Note: Students from Souhegan High School in Amherst, New Hampshire posted questions for Aquarium researcher Dr. Randi Rotjan in the comments section of this post. Here is the question with Randi's answer in light blue:

What an amazing adventure you have been having--we feel so fortunate to join you virtually! Your posts have been excellent--yesterday we started class with a discussion regarding your "Points and Lines" entry. They had lots of questions about whether your "lines" actually existed in a quantitative form. I think they are having trouble conceptualizing what the data that you are collecting actually looks like. Maybe some examples of the types of things you record along your transect lines might be helpful for them.
-Souhegan Marine Lab, Souhegan High School

Hi Julianne and students -
Sorry for the delayed response--I did not get your message until now (we're working on multiple computers, and it gets confusing, even on a relatively small boat!).
So, let's talk about points and lines.

By "lines," what I mean is a trend line through data points. On our transects, we are measuring lots of things.
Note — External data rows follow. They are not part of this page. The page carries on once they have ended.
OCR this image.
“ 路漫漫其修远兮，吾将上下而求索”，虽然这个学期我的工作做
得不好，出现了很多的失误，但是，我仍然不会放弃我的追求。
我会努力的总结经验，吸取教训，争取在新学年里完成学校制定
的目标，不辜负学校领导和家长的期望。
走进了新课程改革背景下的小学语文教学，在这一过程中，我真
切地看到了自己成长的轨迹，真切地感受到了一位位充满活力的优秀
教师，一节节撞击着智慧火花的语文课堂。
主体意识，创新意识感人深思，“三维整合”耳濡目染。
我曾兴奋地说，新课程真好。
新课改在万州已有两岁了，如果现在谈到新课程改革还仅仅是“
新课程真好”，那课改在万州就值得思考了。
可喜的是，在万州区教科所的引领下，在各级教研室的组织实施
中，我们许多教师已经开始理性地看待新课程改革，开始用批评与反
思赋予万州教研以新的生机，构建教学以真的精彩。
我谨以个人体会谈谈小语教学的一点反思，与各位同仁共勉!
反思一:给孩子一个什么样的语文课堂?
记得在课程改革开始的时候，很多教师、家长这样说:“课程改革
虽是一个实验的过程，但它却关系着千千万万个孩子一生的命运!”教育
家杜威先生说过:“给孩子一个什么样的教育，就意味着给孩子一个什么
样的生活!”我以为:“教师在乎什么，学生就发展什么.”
I'm an ecologist, which means that measuring the diversity (who) and abundance (how many) of organisms in an ecosystem is my bread and butter. It's the logical starting place to quantifying any ecosystem or habitat.

An expedition diver hard at work on a coral reef (Photo: Randi Rotjan)

When we lay out a transect here in the Phoenix Islands, we lay out a 25 meter line, and count every coral colony within 1 meter of that line. So, we count diversity (what coral species or genera we see), and abundance (how many of each coral species we see), in a known area (25 x 1 meter belt). This allows us to determine how one site differs from another (spatial comparisons), and when we measure the same place year after year, this also allows us to determine how things change over time (temporal comparisons). 

Corals visible beside a transect line (Photo: Randi Rotjan)

There are other expedition members collecting other types of data (fish diversity, abundance, and biomass, for example). We put all of these data together to try to as sign a trajectory to the Phoenix Islands Reefs. Are they degrading? Recovering? Sick? Healthy?
There are lots of other ways to collect data, of course, but I hope this gives some insight into how we measure the state of the reef, and how scientists turn numbers (points) into a story (lines) that helps us to understand where things are, and where they are going.

Thanks, as always, for the questions!